Григорий наскоро позавтракал; попрощался с родными.
— Храни тебя царица небесная! — исступленно зашептала Ильинична, целуя сына. — Ты ить у нас один остался…
— Ну, дальние проводы — лишние слезы. Прощайте! — дрогнувшим голосом сказал Григорий и подошел к коню.
Наталья, накинув на голову черную свекровьину косынку, вышла за ворота. За подол ее юбки держались детишки. Полюшка неутешно рыдала, захлебываясь слезами, просила мать:
— Не пускай его! Не пускай, маманюшка! На войне убивают! Папанька, не ездий туда!
У Мишатки дрожали губы, но — нет, он не плакал. Он мужественно сдерживался, сердито говорил сестренке:
— Не бреши, дура! И вовсе там не всех убивают!
Он крепко помнил дедовы слова, что казаки никогда не плачут, что казакам плакать — великий стыд. Но когда отец, уже сидя на коне, поднял его на седло и поцеловал, — с удивлением заметил, что у отца мокрые ресницы. Тут Мишатка не выдержал испытания: градом покатились из глаз его слезы! Он спрятал лицо на опоясанной ремнями отцовской груди, крикнул:
— Нехай лучше дед едет воевать! На что он нам сдался!.. Не хочу, чтобы ты!..
Григорий осторожно опустил сынишку на землю, тылом ладони вытер глаза и молча тронул коня.
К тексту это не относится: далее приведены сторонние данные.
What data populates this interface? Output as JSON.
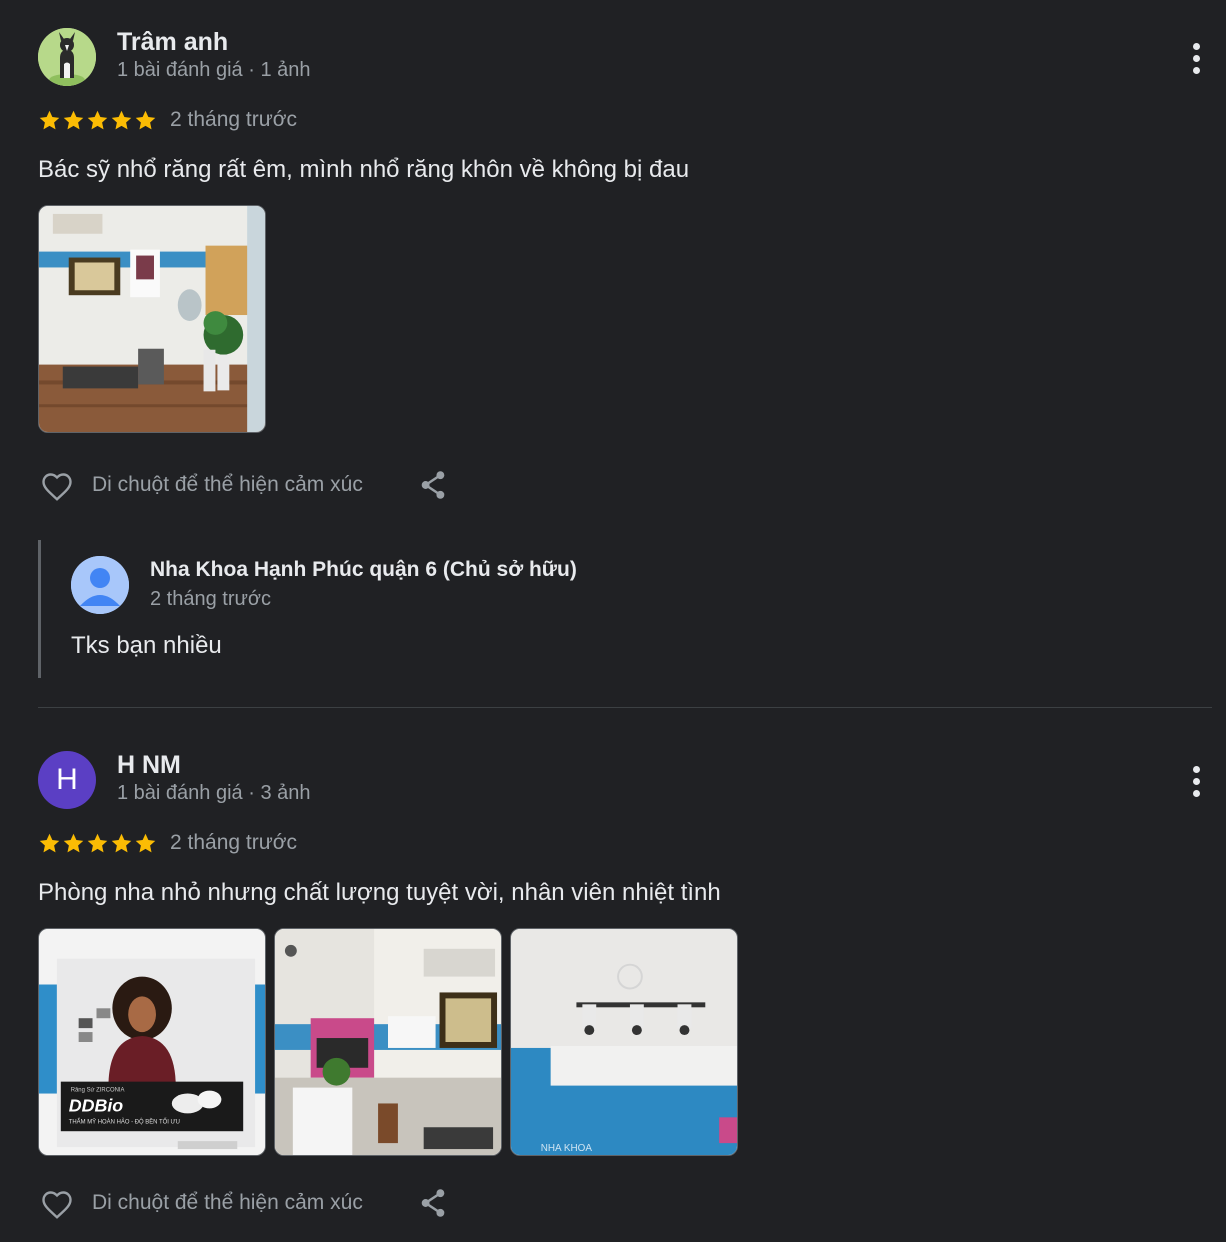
{
  "reviews": [
    {
      "author": "Trâm anh",
      "meta": "1 bài đánh giá · 1 ảnh",
      "rating": 5,
      "when": "2 tháng trước",
      "text": "Bác sỹ nhổ răng rất êm, mình nhổ răng khôn về không bị đau",
      "react_label": "Di chuột để thể hiện cảm xúc",
      "owner_reply": {
        "name": "Nha Khoa Hạnh Phúc quận 6 (Chủ sở hữu)",
        "when": "2 tháng trước",
        "text": "Tks bạn nhiều"
      }
    },
    {
      "author": "H NM",
      "avatar_letter": "H",
      "meta": "1 bài đánh giá · 3 ảnh",
      "rating": 5,
      "when": "2 tháng trước",
      "text": "Phòng nha nhỏ nhưng chất lượng tuyệt vời, nhân viên nhiệt tình",
      "react_label": "Di chuột để thể hiện cảm xúc",
      "photo_text": {
        "brand": "DDBio",
        "brand_top": "Răng Sứ ZIRCONIA",
        "brand_sub": "THẨM MỸ HOÀN HẢO - ĐỘ BỀN TỐI ƯU"
      }
    }
  ],
  "colors": {
    "background": "#202124",
    "star": "#fbbc04",
    "secondary_text": "#9aa0a6",
    "letter_avatar": "#5b3fc4"
  }
}
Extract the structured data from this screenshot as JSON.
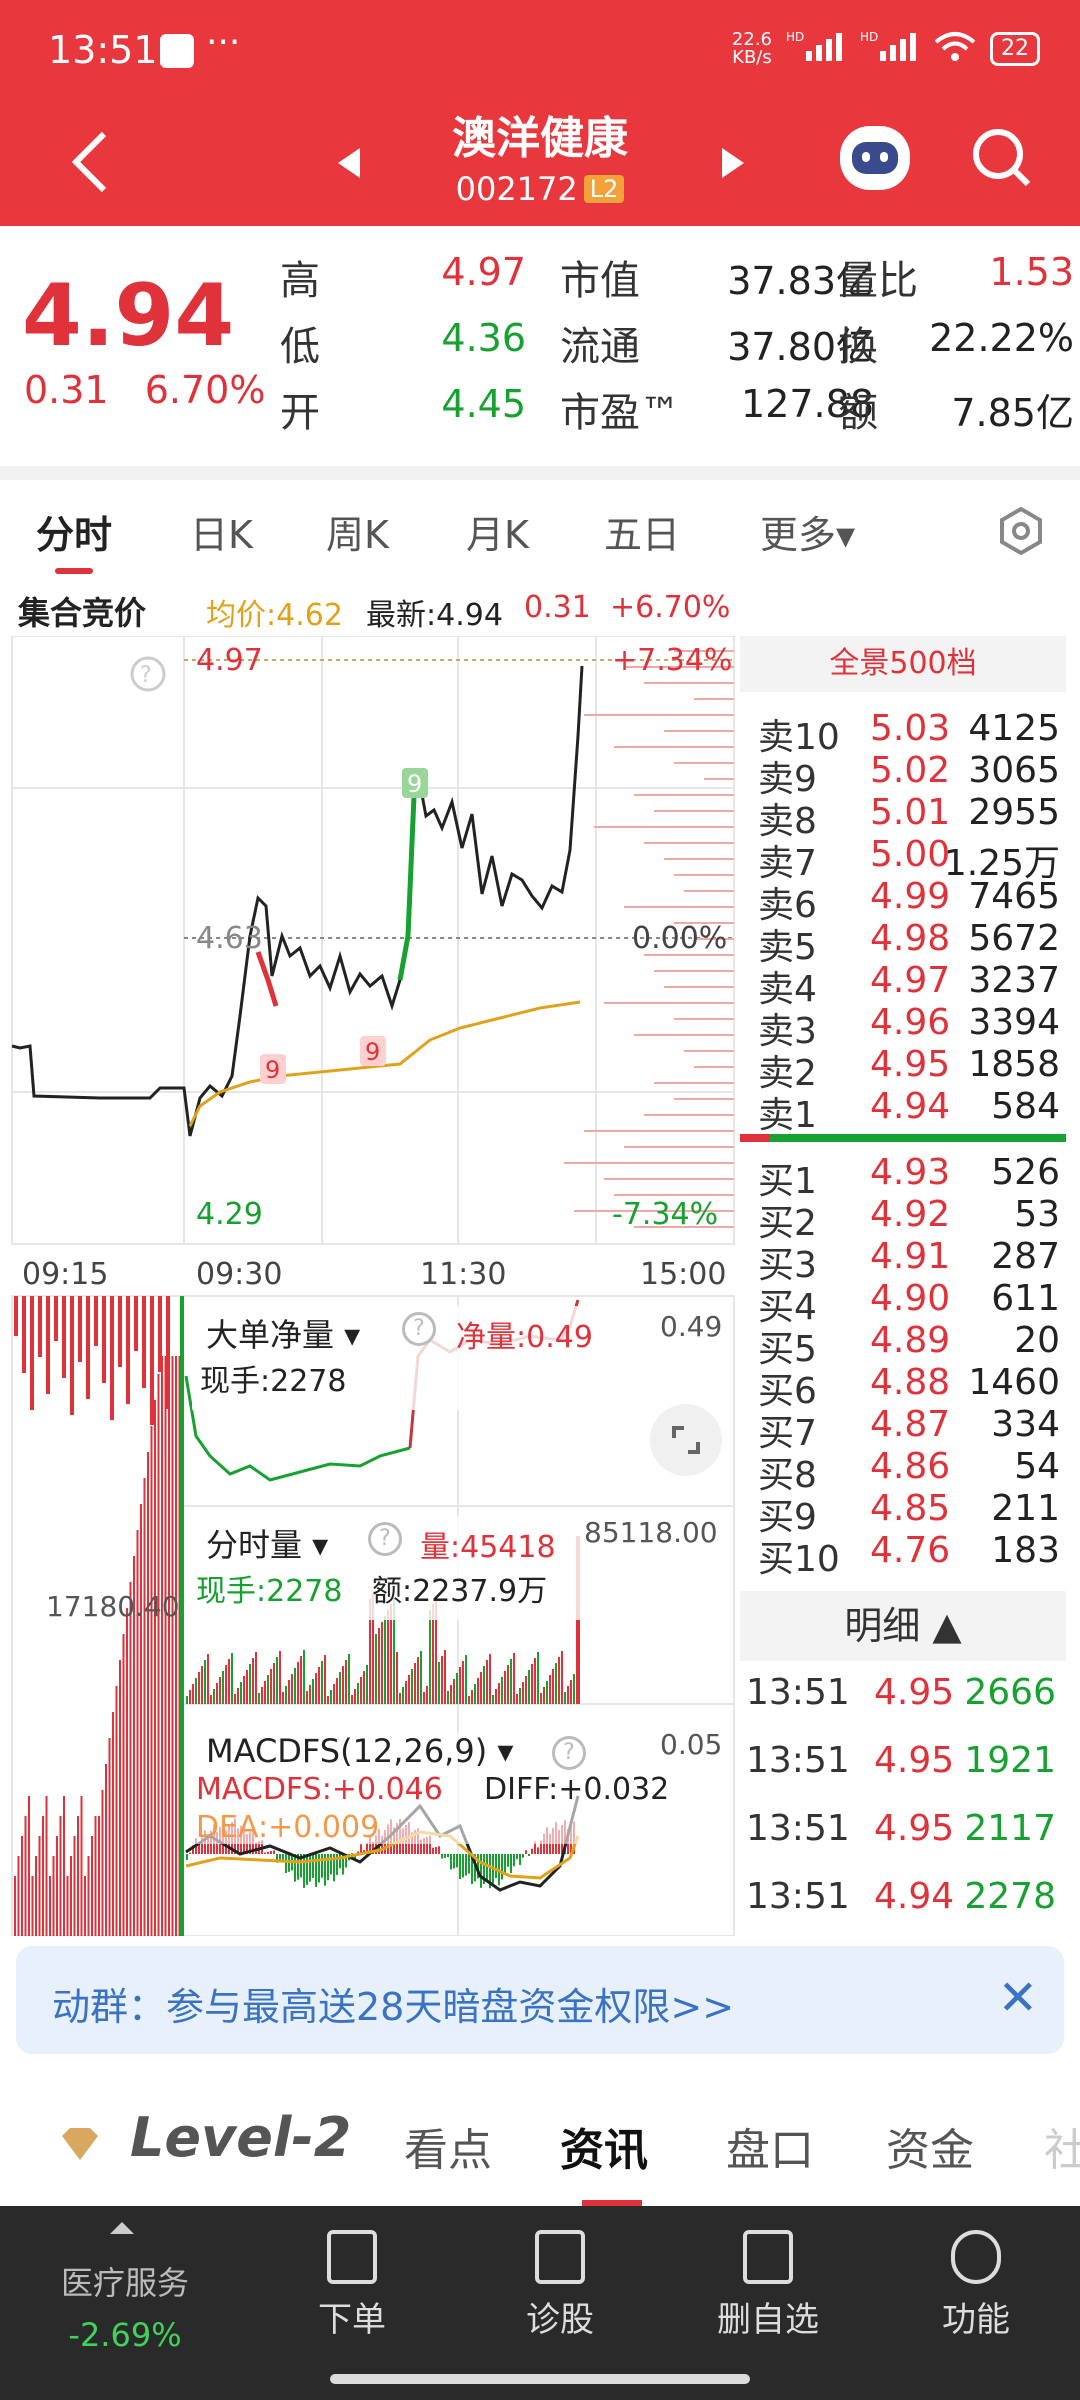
{
  "status": {
    "time": "13:51",
    "dots": "···",
    "speed": "22.6\nKB/s",
    "net1": "HD",
    "net2": "HD",
    "battery": "22"
  },
  "header": {
    "name": "澳洋健康",
    "code": "002172",
    "level_tag": "L2"
  },
  "quote": {
    "price": "4.94",
    "change": "0.31",
    "change_pct": "6.70%",
    "rows": [
      [
        {
          "l": "高",
          "v": "4.97",
          "c": "red"
        },
        {
          "l": "市值",
          "v": "37.83亿",
          "c": "dark"
        },
        {
          "l": "量比",
          "v": "1.53",
          "c": "red"
        }
      ],
      [
        {
          "l": "低",
          "v": "4.36",
          "c": "green"
        },
        {
          "l": "流通",
          "v": "37.80亿",
          "c": "dark"
        },
        {
          "l": "换",
          "v": "22.22%",
          "c": "dark"
        }
      ],
      [
        {
          "l": "开",
          "v": "4.45",
          "c": "green"
        },
        {
          "l": "市盈™",
          "v": "127.88",
          "c": "dark"
        },
        {
          "l": "额",
          "v": "7.85亿",
          "c": "dark"
        }
      ]
    ]
  },
  "tabs": [
    "分时",
    "日K",
    "周K",
    "月K",
    "五日",
    "更多▾"
  ],
  "inforow": {
    "label": "集合竞价",
    "avg": "均价:4.62",
    "latest": "最新:4.94",
    "chg": "0.31",
    "pct": "+6.70%"
  },
  "chart": {
    "high_price": "4.97",
    "high_pct": "+7.34%",
    "mid_price": "4.63",
    "mid_pct": "0.00%",
    "low_price": "4.29",
    "low_pct": "-7.34%",
    "times": [
      "09:15",
      "09:30",
      "11:30",
      "15:00"
    ],
    "nine": "9",
    "flow": {
      "title": "大单净量 ▾",
      "hand": "现手:2278",
      "net": "净量:0.49",
      "val": "0.49"
    },
    "vol": {
      "title": "分时量 ▾",
      "qty": "量:45418",
      "max": "85118.00",
      "hand": "现手:2278",
      "amt": "额:2237.9万",
      "left": "17180.40"
    },
    "macd": {
      "title": "MACDFS(12,26,9) ▾",
      "macdfs": "MACDFS:+0.046",
      "diff": "DIFF:+0.032",
      "dea": "DEA:+0.009",
      "val": "0.05"
    }
  },
  "book": {
    "title": "全景500档",
    "sells": [
      {
        "l": "卖10",
        "p": "5.03",
        "v": "4125",
        "pc": "red"
      },
      {
        "l": "卖9",
        "p": "5.02",
        "v": "3065",
        "pc": "red"
      },
      {
        "l": "卖8",
        "p": "5.01",
        "v": "2955",
        "pc": "red"
      },
      {
        "l": "卖7",
        "p": "5.00",
        "v": "1.25万",
        "pc": "red"
      },
      {
        "l": "卖6",
        "p": "4.99",
        "v": "7465",
        "pc": "red"
      },
      {
        "l": "卖5",
        "p": "4.98",
        "v": "5672",
        "pc": "red"
      },
      {
        "l": "卖4",
        "p": "4.97",
        "v": "3237",
        "pc": "red"
      },
      {
        "l": "卖3",
        "p": "4.96",
        "v": "3394",
        "pc": "red"
      },
      {
        "l": "卖2",
        "p": "4.95",
        "v": "1858",
        "pc": "red"
      },
      {
        "l": "卖1",
        "p": "4.94",
        "v": "584",
        "pc": "red"
      }
    ],
    "buys": [
      {
        "l": "买1",
        "p": "4.93",
        "v": "526",
        "pc": "red"
      },
      {
        "l": "买2",
        "p": "4.92",
        "v": "53",
        "pc": "red"
      },
      {
        "l": "买3",
        "p": "4.91",
        "v": "287",
        "pc": "red"
      },
      {
        "l": "买4",
        "p": "4.90",
        "v": "611",
        "pc": "red"
      },
      {
        "l": "买5",
        "p": "4.89",
        "v": "20",
        "pc": "red"
      },
      {
        "l": "买6",
        "p": "4.88",
        "v": "1460",
        "pc": "red"
      },
      {
        "l": "买7",
        "p": "4.87",
        "v": "334",
        "pc": "red"
      },
      {
        "l": "买8",
        "p": "4.86",
        "v": "54",
        "pc": "red"
      },
      {
        "l": "买9",
        "p": "4.85",
        "v": "211",
        "pc": "red"
      },
      {
        "l": "买10",
        "p": "4.76",
        "v": "183",
        "pc": "red"
      }
    ],
    "detail_title": "明细 ▲",
    "details": [
      {
        "t": "13:51",
        "p": "4.95",
        "v": "2666"
      },
      {
        "t": "13:51",
        "p": "4.95",
        "v": "1921"
      },
      {
        "t": "13:51",
        "p": "4.95",
        "v": "2117"
      },
      {
        "t": "13:51",
        "p": "4.94",
        "v": "2278"
      }
    ]
  },
  "banner": {
    "text": "动群：参与最高送28天暗盘资金权限>>",
    "close": "✕"
  },
  "bottom_tabs": {
    "level2": "Level-2",
    "items": [
      "看点",
      "资讯",
      "盘口",
      "资金",
      "社"
    ]
  },
  "footer": {
    "sector": "医疗服务",
    "sector_pct": "-2.69%",
    "items": [
      "下单",
      "诊股",
      "删自选",
      "功能"
    ]
  }
}
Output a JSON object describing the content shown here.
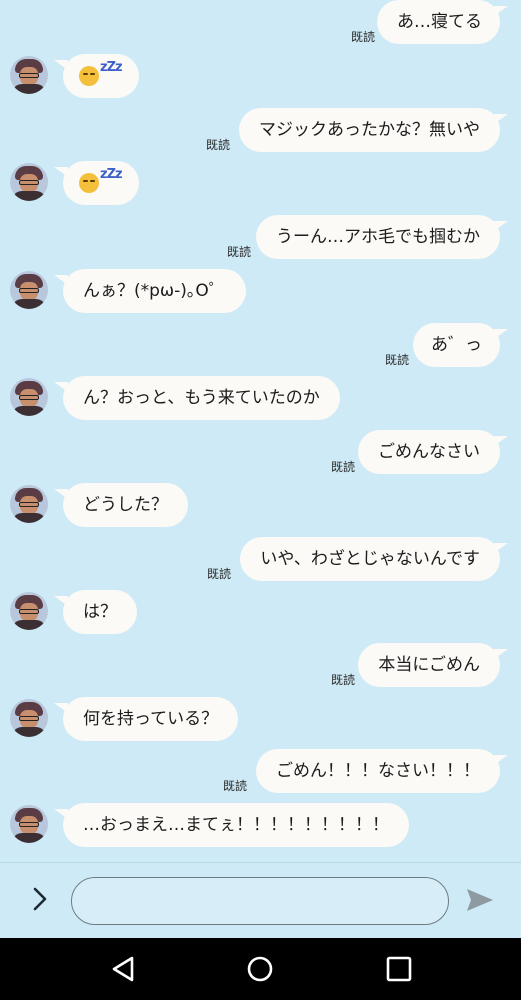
{
  "read_label": "既読",
  "messages": [
    {
      "side": "out",
      "text": "あ…寝てる",
      "read": true
    },
    {
      "side": "in",
      "text": "",
      "sticker": "sleeping-face-zzz"
    },
    {
      "side": "out",
      "text": "マジックあったかな？無いや",
      "read": true
    },
    {
      "side": "in",
      "text": "",
      "sticker": "sleeping-face-zzz"
    },
    {
      "side": "out",
      "text": "うーん…アホ毛でも掴むか",
      "read": true
    },
    {
      "side": "in",
      "text": "んぁ？(*pω-)｡O゜"
    },
    {
      "side": "out",
      "text": "あ゛っ",
      "read": true
    },
    {
      "side": "in",
      "text": "ん？おっと、もう来ていたのか"
    },
    {
      "side": "out",
      "text": "ごめんなさい",
      "read": true
    },
    {
      "side": "in",
      "text": "どうした？"
    },
    {
      "side": "out",
      "text": "いや、わざとじゃないんです",
      "read": true
    },
    {
      "side": "in",
      "text": "は？"
    },
    {
      "side": "out",
      "text": "本当にごめん",
      "read": true
    },
    {
      "side": "in",
      "text": "何を持っている？"
    },
    {
      "side": "out",
      "text": "ごめん！！！なさい！！！",
      "read": true
    },
    {
      "side": "in",
      "text": "…おっまえ…まてぇ！！！！！！！！！"
    }
  ],
  "input": {
    "placeholder": "",
    "value": ""
  },
  "icons": {
    "expand": "chevron-right-icon",
    "send": "send-icon",
    "back": "back-triangle-icon",
    "home": "home-circle-icon",
    "recents": "recents-square-icon"
  },
  "colors": {
    "background": "#cdeaf6",
    "bubble": "#fbfaf6",
    "nav_bar": "#000000"
  }
}
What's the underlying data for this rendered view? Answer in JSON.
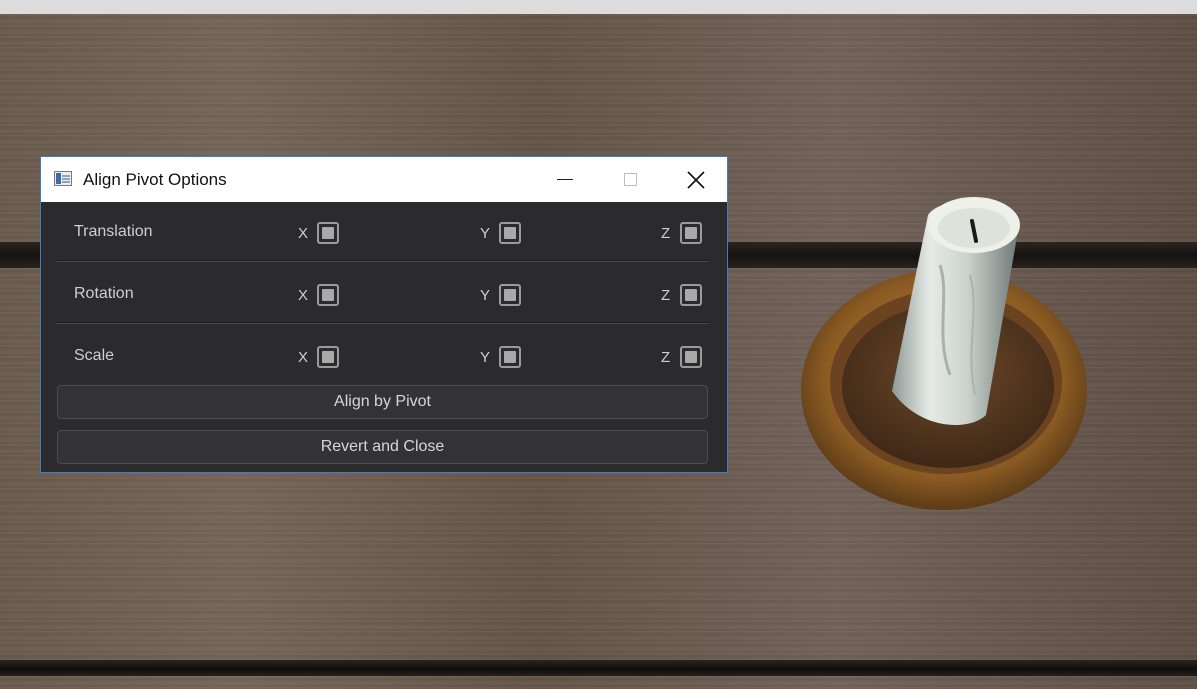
{
  "dialog": {
    "title": "Align Pivot Options",
    "rows": [
      {
        "label": "Translation",
        "x": "X",
        "y": "Y",
        "z": "Z",
        "x_checked": true,
        "y_checked": true,
        "z_checked": true
      },
      {
        "label": "Rotation",
        "x": "X",
        "y": "Y",
        "z": "Z",
        "x_checked": true,
        "y_checked": true,
        "z_checked": true
      },
      {
        "label": "Scale",
        "x": "X",
        "y": "Y",
        "z": "Z",
        "x_checked": true,
        "y_checked": true,
        "z_checked": true
      }
    ],
    "buttons": {
      "align": "Align by Pivot",
      "revert": "Revert and Close"
    },
    "icons": {
      "app": "app-window-icon",
      "minimize": "minimize-icon",
      "maximize": "maximize-icon",
      "close": "close-icon"
    }
  },
  "colors": {
    "dialog_bg": "#2b2b2d",
    "titlebar_bg": "#ffffff",
    "border_accent": "#3e7fc4",
    "text": "#cfcfcf"
  },
  "scene": {
    "description_icon": "candle-on-dish"
  }
}
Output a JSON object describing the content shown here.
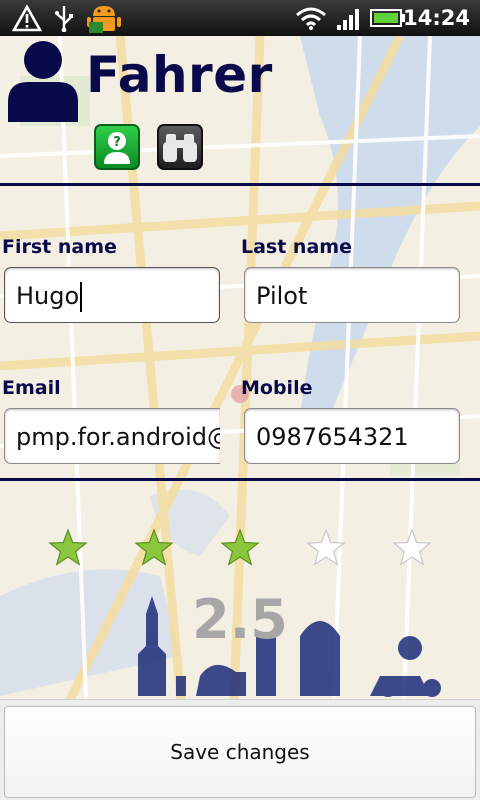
{
  "status_bar": {
    "time": "14:24",
    "icons": [
      "warning-icon",
      "usb-icon",
      "android-icon",
      "wifi-icon",
      "signal-icon",
      "battery-icon"
    ]
  },
  "header": {
    "title": "Fahrer",
    "icons": [
      "person-icon",
      "help-icon",
      "binoculars-icon"
    ]
  },
  "form": {
    "first_name": {
      "label": "First name",
      "value": "Hugo"
    },
    "last_name": {
      "label": "Last name",
      "value": "Pilot"
    },
    "email": {
      "label": "Email",
      "value": "pmp.for.android@"
    },
    "mobile": {
      "label": "Mobile",
      "value": "0987654321"
    }
  },
  "rating": {
    "value": 2.5,
    "value_text": "2.5",
    "max": 5,
    "filled": 3,
    "filled_color": "#8cc63f",
    "empty_color": "#ffffff"
  },
  "footer": {
    "save_label": "Save changes"
  },
  "colors": {
    "title": "#0a0a4a",
    "divider": "#0a0a4a",
    "help_button": "#1cb53a"
  }
}
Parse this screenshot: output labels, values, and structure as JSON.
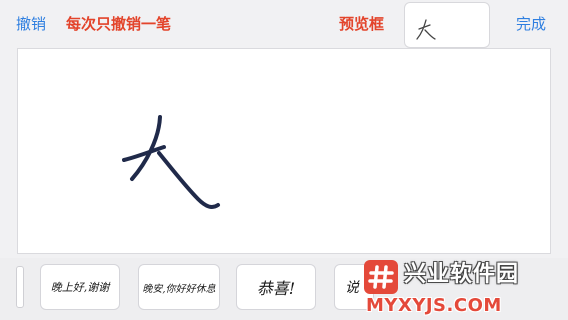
{
  "toolbar": {
    "undo_label": "撤销",
    "undo_annotation": "每次只撤销一笔",
    "preview_annotation": "预览框",
    "preview_char": "大",
    "done_label": "完成"
  },
  "canvas": {
    "drawn_char": "大",
    "stroke_color": "#202a4a"
  },
  "signatures": [
    {
      "text": "晚上好,谢谢"
    },
    {
      "text": "晚安,你好好休息"
    },
    {
      "text": "恭喜!"
    },
    {
      "text": "说"
    }
  ],
  "watermark": {
    "site_name": "兴业软件园",
    "url": "MYXYJS.COM",
    "badge_color": "#e4493a"
  },
  "colors": {
    "accent_blue": "#2f7fe0",
    "annotation_red": "#e3442b"
  }
}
Сколько раз боевой конь, круто повернувшись, взрыв копытами землю возле родимого крыльца, нес его по шляхам и степному бездорожью на фронт, туда, где черная смерть метит казаков, где, по словам казачьей песни, «страх и горе каждый день, каждый час», — а вот никогда Григорий не покидал хутора с таким тяжелым сердцем, как в это ласковое утро.
Томимый неясными предчувствиями, гнетущей тревогой и тоской, ехал он, кинув на луку поводья, не глядя назад, до самого бугра. На перекрестке, где пыльная дорога сворачивала к ветряку, оглянулся. У ворот стояла одна Наталья, и свежий предутренний ветерок рвал из рук ее черную траурную косынку.